L'Abeille XI, détail d'un tableau de Bonquart.

Le lendemain, alors que la marée montait et que les espoirs s’amenuisaient, deux sauveurs apparurent à l’horizon : les remorqueurs Abeille XI et Abeille XII, envoyés par la Compagnie des Abeilles. Sous les ordres du capitaine Briant, expert des assureurs, leurs câbles d’acier s’élancèrent vers le steamer échoué. En une heure et demie d’efforts conjugués avec la machine du Normand, ils arrachèrent le colosse à son piège boueux. Le navire, libéré, reprit son voyage comme si de rien n’était.

Mais l’aventure ne s’arrêta pas là. La Compagnie des Abeilles, fière de son exploit, réclama une récompense princière : 28 000 francs.

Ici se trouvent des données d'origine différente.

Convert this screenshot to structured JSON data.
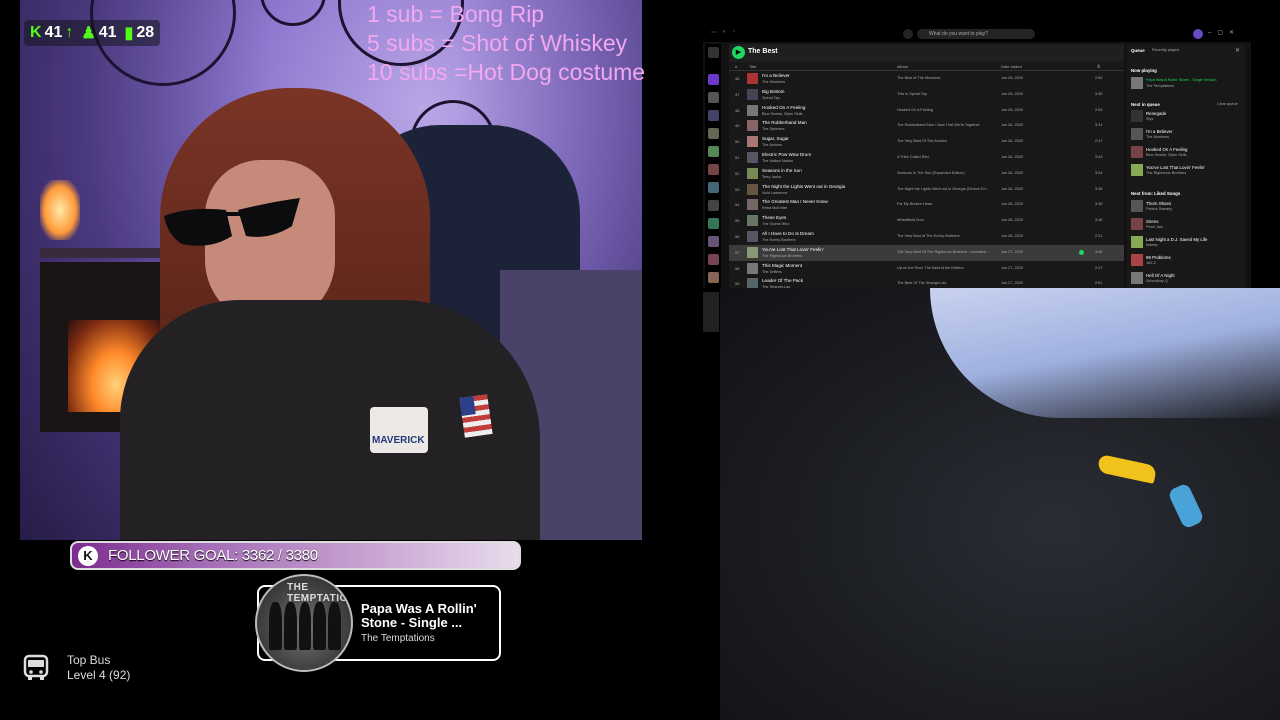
{
  "stream": {
    "stats": {
      "followers_count": "41",
      "viewers": "41",
      "chart_count": "28"
    },
    "sub_goals": [
      "1 sub      = Bong Rip",
      "5 subs   = Shot of Whiskey",
      "10 subs =Hot Dog costume"
    ],
    "shirt_patch": "MAVERICK",
    "follower_goal": {
      "icon_letter": "K",
      "label": "FOLLOWER GOAL: 3362 / 3380",
      "current": 3362,
      "target": 3380
    },
    "now_playing": {
      "album_text": "THE TEMPTATIONS",
      "title": "Papa Was A Rollin' Stone - Single ...",
      "artist": "The Temptations"
    },
    "top_bus": {
      "label": "Top Bus",
      "level": "Level 4  (92)"
    },
    "colors": {
      "kick_green": "#53fc18",
      "sub_text": "#f2a7f0",
      "spotify_green": "#1ed760"
    }
  },
  "spotify": {
    "search_placeholder": "What do you want to play?",
    "playlist_title": "The Best",
    "columns": {
      "num": "#",
      "title": "Title",
      "album": "Album",
      "date": "Date added",
      "duration": "⏱"
    },
    "tracks": [
      {
        "n": "46",
        "title": "I'm a Believer",
        "artist": "The Monkees",
        "album": "The Best of The Monkees",
        "date": "Jun 26, 2020",
        "dur": "2:50"
      },
      {
        "n": "47",
        "title": "Big Bottom",
        "artist": "Spinal Tap",
        "album": "This Is Spinal Tap",
        "date": "Jun 26, 2020",
        "dur": "3:35"
      },
      {
        "n": "48",
        "title": "Hooked On A Feeling",
        "artist": "Blue Swede, Björn Skifs",
        "album": "Hooked On A Feeling",
        "date": "Jun 26, 2020",
        "dur": "2:53"
      },
      {
        "n": "49",
        "title": "The Rubberband Man",
        "artist": "The Spinners",
        "album": "The Rubberband Man / Now That We're Together",
        "date": "Jun 26, 2020",
        "dur": "3:31"
      },
      {
        "n": "50",
        "title": "Sugar, Sugar",
        "artist": "The Archies",
        "album": "The Very Best Of The Archies",
        "date": "Jun 26, 2020",
        "dur": "2:47"
      },
      {
        "n": "51",
        "title": "Electric Pow Wow Drum",
        "artist": "The Halluci Nation",
        "album": "A Tribe Called Red",
        "date": "Jun 26, 2020",
        "dur": "3:43"
      },
      {
        "n": "52",
        "title": "Seasons in the Sun",
        "artist": "Terry Jacks",
        "album": "Seasons In The Sun (Expanded Edition)",
        "date": "Jun 26, 2020",
        "dur": "3:24"
      },
      {
        "n": "53",
        "title": "The Night the Lights Went out in Georgia",
        "artist": "Vicki Lawrence",
        "album": "The Night the Lights Went out in Georgia (Deluxe Ed...",
        "date": "Jun 26, 2020",
        "dur": "3:38"
      },
      {
        "n": "54",
        "title": "The Greatest Man I Never Knew",
        "artist": "Reba McEntire",
        "album": "For My Broken Heart",
        "date": "Jun 26, 2020",
        "dur": "3:36"
      },
      {
        "n": "55",
        "title": "These Eyes",
        "artist": "The Guess Who",
        "album": "Wheatfield Soul",
        "date": "Jun 26, 2020",
        "dur": "3:48"
      },
      {
        "n": "56",
        "title": "All I Have to Do Is Dream",
        "artist": "The Everly Brothers",
        "album": "The Very Best of The Everly Brothers",
        "date": "Jun 26, 2020",
        "dur": "2:21"
      },
      {
        "n": "57",
        "title": "You've Lost That Lovin' Feelin'",
        "artist": "The Righteous Brothers",
        "album": "The Very Best Of The Righteous Brothers - Unchaine...",
        "date": "Jun 27, 2020",
        "dur": "3:46"
      },
      {
        "n": "58",
        "title": "This Magic Moment",
        "artist": "The Drifters",
        "album": "Up on the Roof: The Best of the Drifters",
        "date": "Jun 27, 2020",
        "dur": "2:27"
      },
      {
        "n": "59",
        "title": "Leader Of The Pack",
        "artist": "The Shangri-Las",
        "album": "The Best Of The Shangri-Las",
        "date": "Jun 27, 2020",
        "dur": "2:51"
      }
    ],
    "queue": {
      "tab_queue": "Queue",
      "tab_recent": "Recently played",
      "now_playing_label": "Now playing",
      "now_playing_title": "Papa Was A Rollin' Stone - Single Version",
      "now_playing_artist": "The Temptations",
      "next_label": "Next in queue",
      "clear": "Clear queue",
      "next": [
        {
          "title": "Renegade",
          "artist": "Styx"
        },
        {
          "title": "I'm a Believer",
          "artist": "The Monkees"
        },
        {
          "title": "Hooked On A Feeling",
          "artist": "Blue Swede, Björn Skifs"
        },
        {
          "title": "You've Lost That Lovin' Feelin'",
          "artist": "The Righteous Brothers"
        }
      ],
      "liked_label": "Next from: Liked Songs",
      "liked": [
        {
          "title": "Thorn Shoes",
          "artist": "Patrick Sweany"
        },
        {
          "title": "Sirens",
          "artist": "Pearl Jam"
        },
        {
          "title": "Last Night a D.J. Saved My Life",
          "artist": "Indeep"
        },
        {
          "title": "99 Problems",
          "artist": "JAY-Z"
        },
        {
          "title": "Hell Of A Night",
          "artist": "Schoolboy Q"
        }
      ]
    }
  }
}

Elle brandit un pacte audacieux, un « no cure, no pay » – pas de succès, pas de paiement – signé, disait-elle, avec les assureurs du corps et du fret, et ratifié par Molvig. Les assureurs du navire acceptèrent, mais les propriétaires de la cargaison, menés par Roy et Rousseau, crièrent au scandale. s’indignèrent-ils, Le « Quel danger ? Normand n’a jamais été en péril, et vos remorqueurs ont à peine sué ! Dix mille francs, pas plus ! » Molvig, lui, haussa les épaules : « Je ne suis qu’un capitaine, pas un banquier. Que les autres paient. »

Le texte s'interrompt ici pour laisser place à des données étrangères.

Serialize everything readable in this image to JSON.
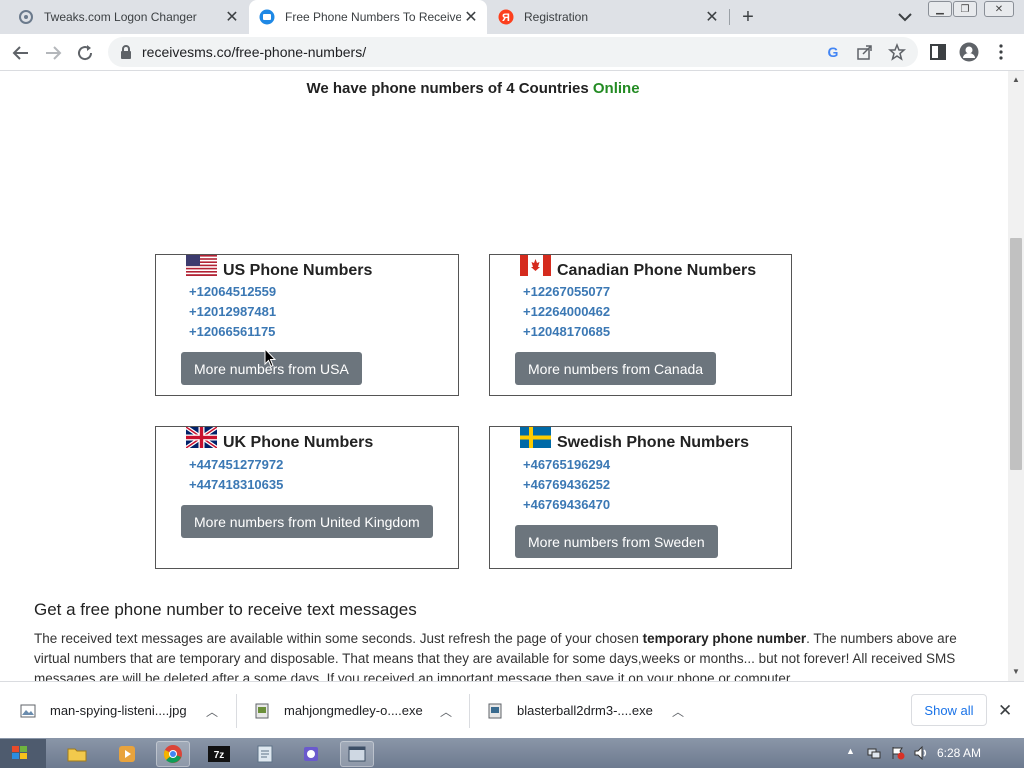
{
  "tabs": [
    {
      "title": "Tweaks.com Logon Changer",
      "icon": "tweaks-favicon"
    },
    {
      "title": "Free Phone Numbers To Receive",
      "icon": "receivesms-favicon"
    },
    {
      "title": "Registration",
      "icon": "yandex-favicon"
    }
  ],
  "address": {
    "url": "receivesms.co/free-phone-numbers/"
  },
  "page": {
    "countries_text": "We have phone numbers of 4 Countries",
    "online_text": "Online",
    "cards": [
      {
        "title": "US Phone Numbers",
        "numbers": [
          "+12064512559",
          "+12012987481",
          "+12066561175"
        ],
        "button": "More numbers from USA",
        "flag": "us-flag"
      },
      {
        "title": "Canadian Phone Numbers",
        "numbers": [
          "+12267055077",
          "+12264000462",
          "+12048170685"
        ],
        "button": "More numbers from Canada",
        "flag": "canada-flag"
      },
      {
        "title": "UK Phone Numbers",
        "numbers": [
          "+447451277972",
          "+447418310635"
        ],
        "button": "More numbers from United Kingdom",
        "flag": "uk-flag"
      },
      {
        "title": "Swedish Phone Numbers",
        "numbers": [
          "+46765196294",
          "+46769436252",
          "+46769436470"
        ],
        "button": "More numbers from Sweden",
        "flag": "sweden-flag"
      }
    ],
    "heading": "Get a free phone number to receive text messages",
    "paragraph": {
      "p1": "The received text messages are available within some seconds. Just refresh the page of your chosen ",
      "bold": "temporary phone number",
      "p2": ". The numbers above are virtual numbers that are temporary and disposable. That means that they are available for some days,weeks or months... but not forever! All received SMS messages are will be deleted after a some days. If you received an important message then save it on your phone or computer."
    }
  },
  "downloads": {
    "items": [
      "man-spying-listeni....jpg",
      "mahjongmedley-o....exe",
      "blasterball2drm3-....exe"
    ],
    "show_all": "Show all"
  },
  "taskbar": {
    "clock": "6:28 AM"
  },
  "colors": {
    "online": "#238b23",
    "phone_link": "#3b78b4",
    "button_bg": "#6c757d",
    "tab_strip": "#dee1e6"
  }
}
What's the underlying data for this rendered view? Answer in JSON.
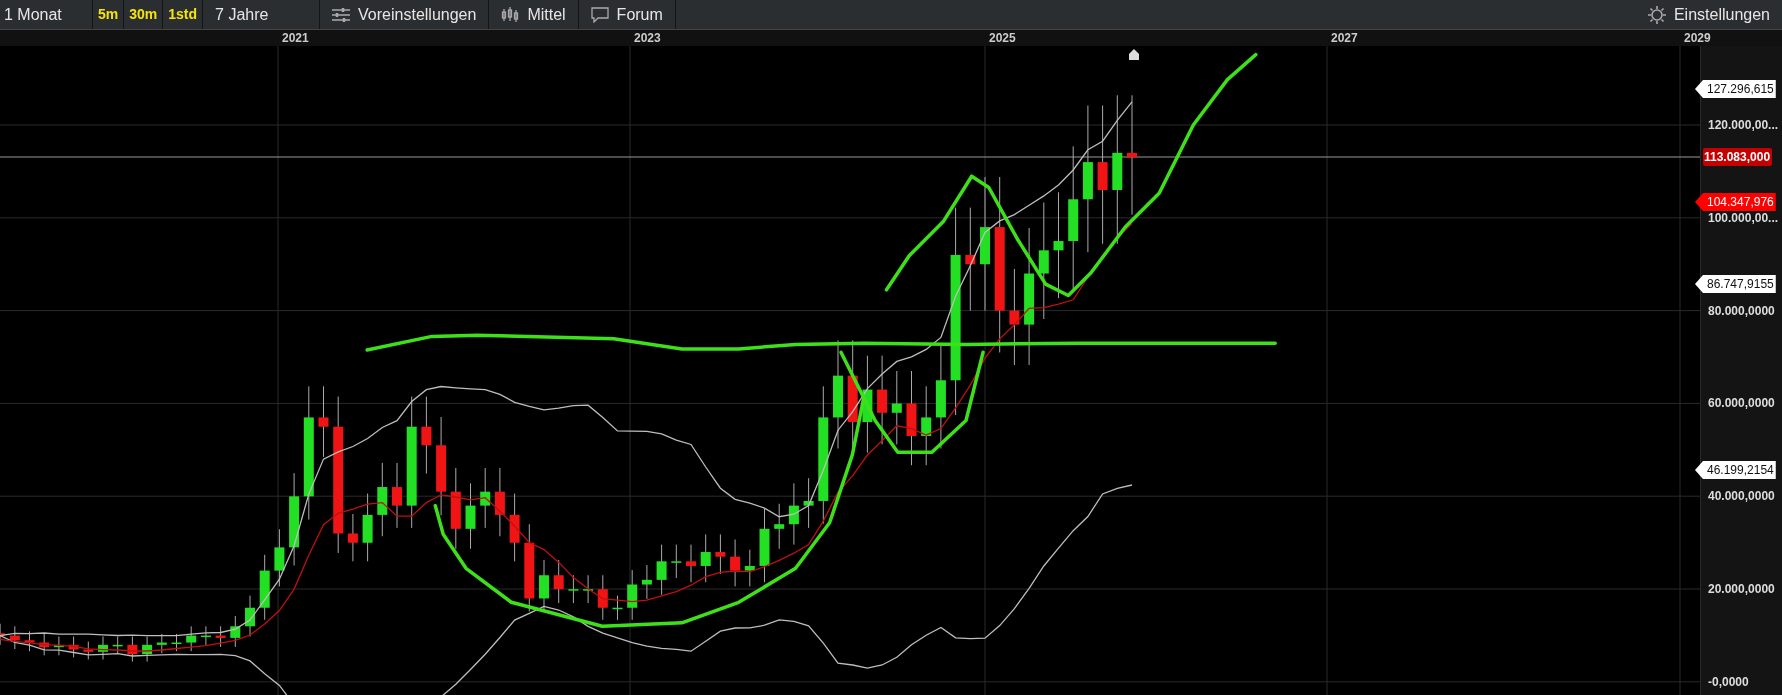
{
  "toolbar": {
    "interval": "1 Monat",
    "quick_intervals": [
      {
        "label": "5m"
      },
      {
        "label": "30m"
      },
      {
        "label": "1std"
      }
    ],
    "range": "7 Jahre",
    "buttons": [
      {
        "kind": "presets",
        "label": "Voreinstellungen"
      },
      {
        "kind": "candles",
        "label": "Mittel"
      },
      {
        "kind": "forum",
        "label": "Forum"
      }
    ],
    "settings": "Einstellungen"
  },
  "time_axis": [
    "2021",
    "2023",
    "2025",
    "2027",
    "2029"
  ],
  "price_axis": [
    "120.000,00...",
    "100.000,00...",
    "80.000,0000",
    "60.000,0000",
    "40.000,0000",
    "20.000,0000",
    "-0,0000"
  ],
  "price_tags": [
    {
      "kind": "arrow",
      "label": "127.296,615",
      "color": "#ffffff"
    },
    {
      "kind": "box",
      "label": "113.083,000",
      "color": "#c40000"
    },
    {
      "kind": "arrow",
      "label": "104.347,976",
      "color": "#ff0000"
    },
    {
      "kind": "arrow",
      "label": "86.747,9155",
      "color": "#ffffff"
    },
    {
      "kind": "arrow",
      "label": "46.199,2154",
      "color": "#ffffff"
    }
  ]
}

Le tribunal, réuni le 11 avril 1911, plongea dans ce drame fluvial. Les juges scrutèrent les faits : oui, le Normand était bel et bien échoué, pas juste posé sur un fond capricieux. Mais un péril mortel ? Non. La vase était douce, le navire stable, et Molvig n’avait même pas songé à jeter sa cargaison de bois à l’eau. Les remorqueurs ? Courageux, mais pas héroïques – une navigation tranquille, un effort bref, sans avarie. Et ce contrat « no cure, no pay » ? Une chimère pour la cargaison : ni Molvig ni les armateurs norvégiens ne l’avaient signé, et les assureurs n’avaient pas le pouvoir de l’imposer à tous.

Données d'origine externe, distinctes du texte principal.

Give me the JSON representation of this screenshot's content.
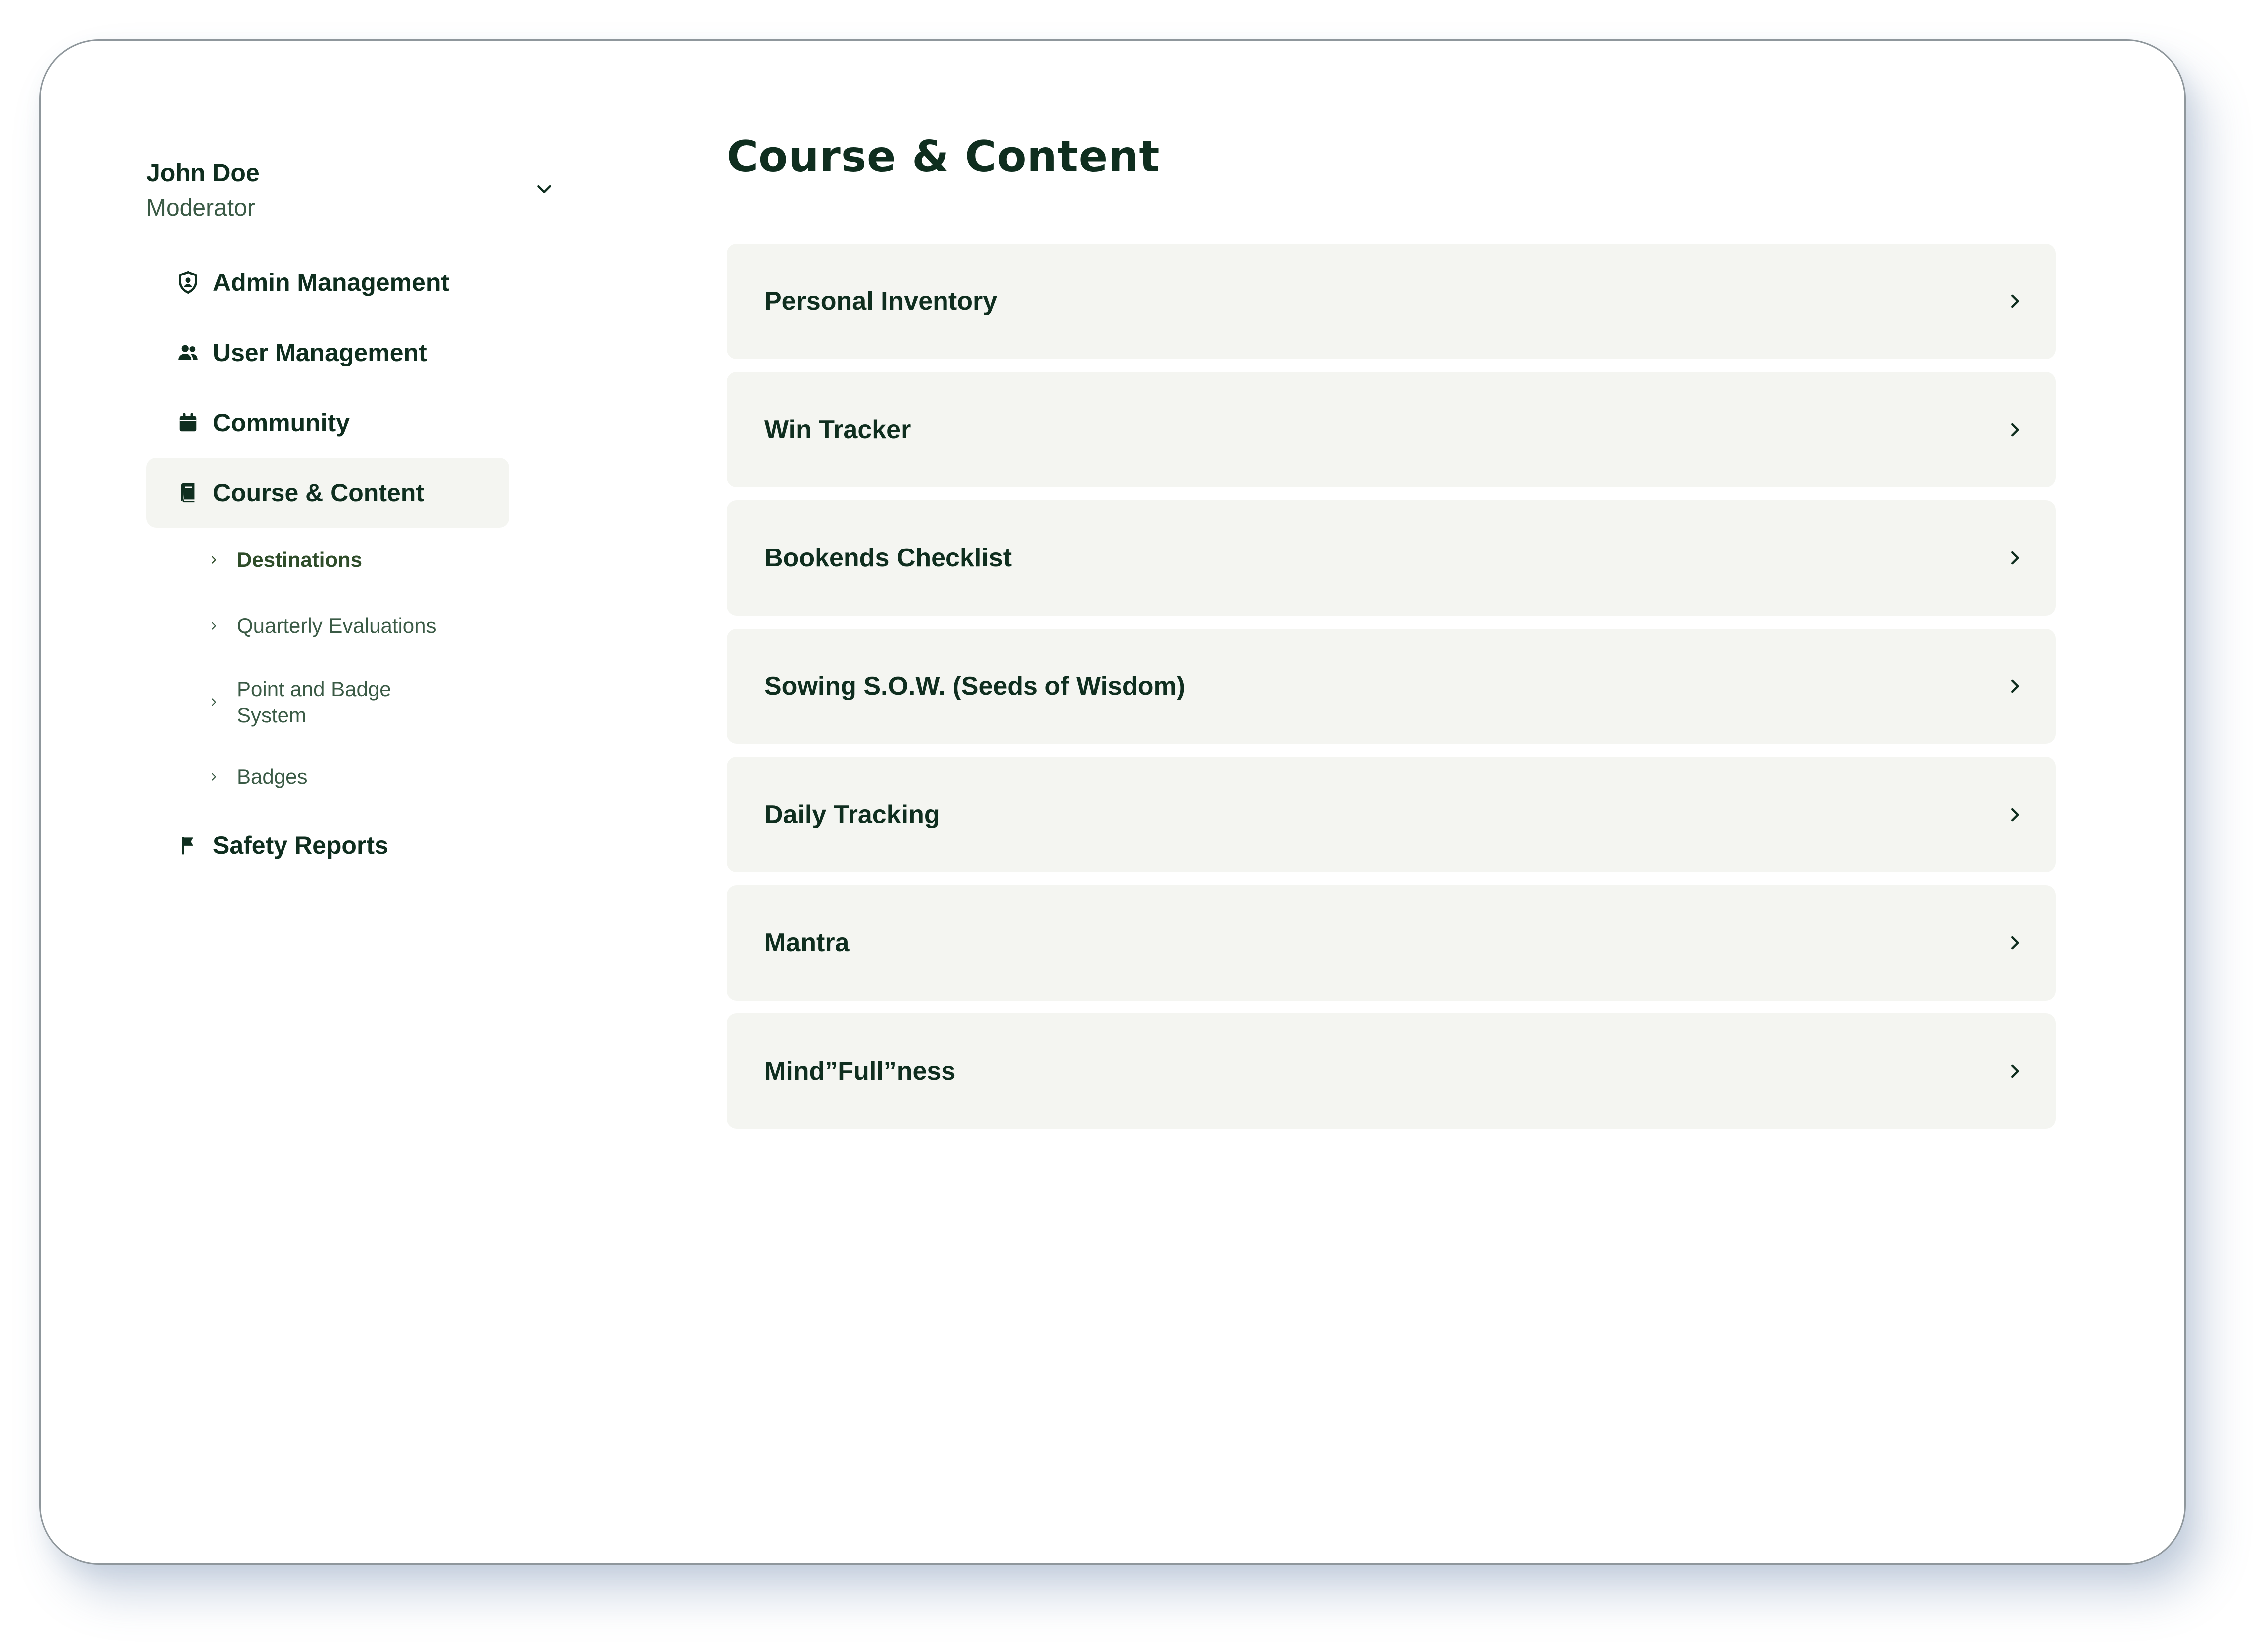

Alors, les juges tranchèrent, comme un couperet dans l’eau calme de la Seine. Vingt mille francs, voilà la juste mesure : assez pour honorer le travail des Abeilles, mais loin des rêves dorés de la Compagnie. Molvig fut condamné à payer, mais avec un recours contre les assureurs et les réclamateurs de la cargaison. Les dépens, eux, furent partagés, laissant chacun ruminer cette aventure où la bravoure des remorqueurs rencontra l’âpreté des comptes. Ainsi s’acheva l’épopée du Normand, entre vase, remorques et querelles d’argent.



COMPAGNIE DES ABEILLES C. CAPITAINE MOLVIG  ET ROY, ROUSSEAU ET AUTRES

JUGEMENT

« LE TRIBUNAL,

» Attendu que le 19 juillet 1910 le steamer norvégien Normand, capitaine Molvig qui remontait la Seine en destination de Rouen s'est échoué près de Jumièges ;

» Que le lendemain il a été remis à flot par les remorqueurs Abeille XI et Abeille XII et a pu poursuivre son voyage :

» Qu'en rémunération du service qu'elle lui a rendu la Cie des Abeilles a assigné le capitaine Molvig du Normand en paiement d'une indemnité de 28.000 francs :

» Attendu qu'à l'appui de son action, cette Société expose que les assureurs sur corps et sur fret du Normand, ont traité avec elle pour le renflouement du navire sur la base « no cure no pay » que les Abeillles XI et XII sont allées sur le lieu de l'échouement sous la direction du capitaine Briant, expert des assureurs qui a fait ratifier au capitaine Molvig, l'accord intervenu.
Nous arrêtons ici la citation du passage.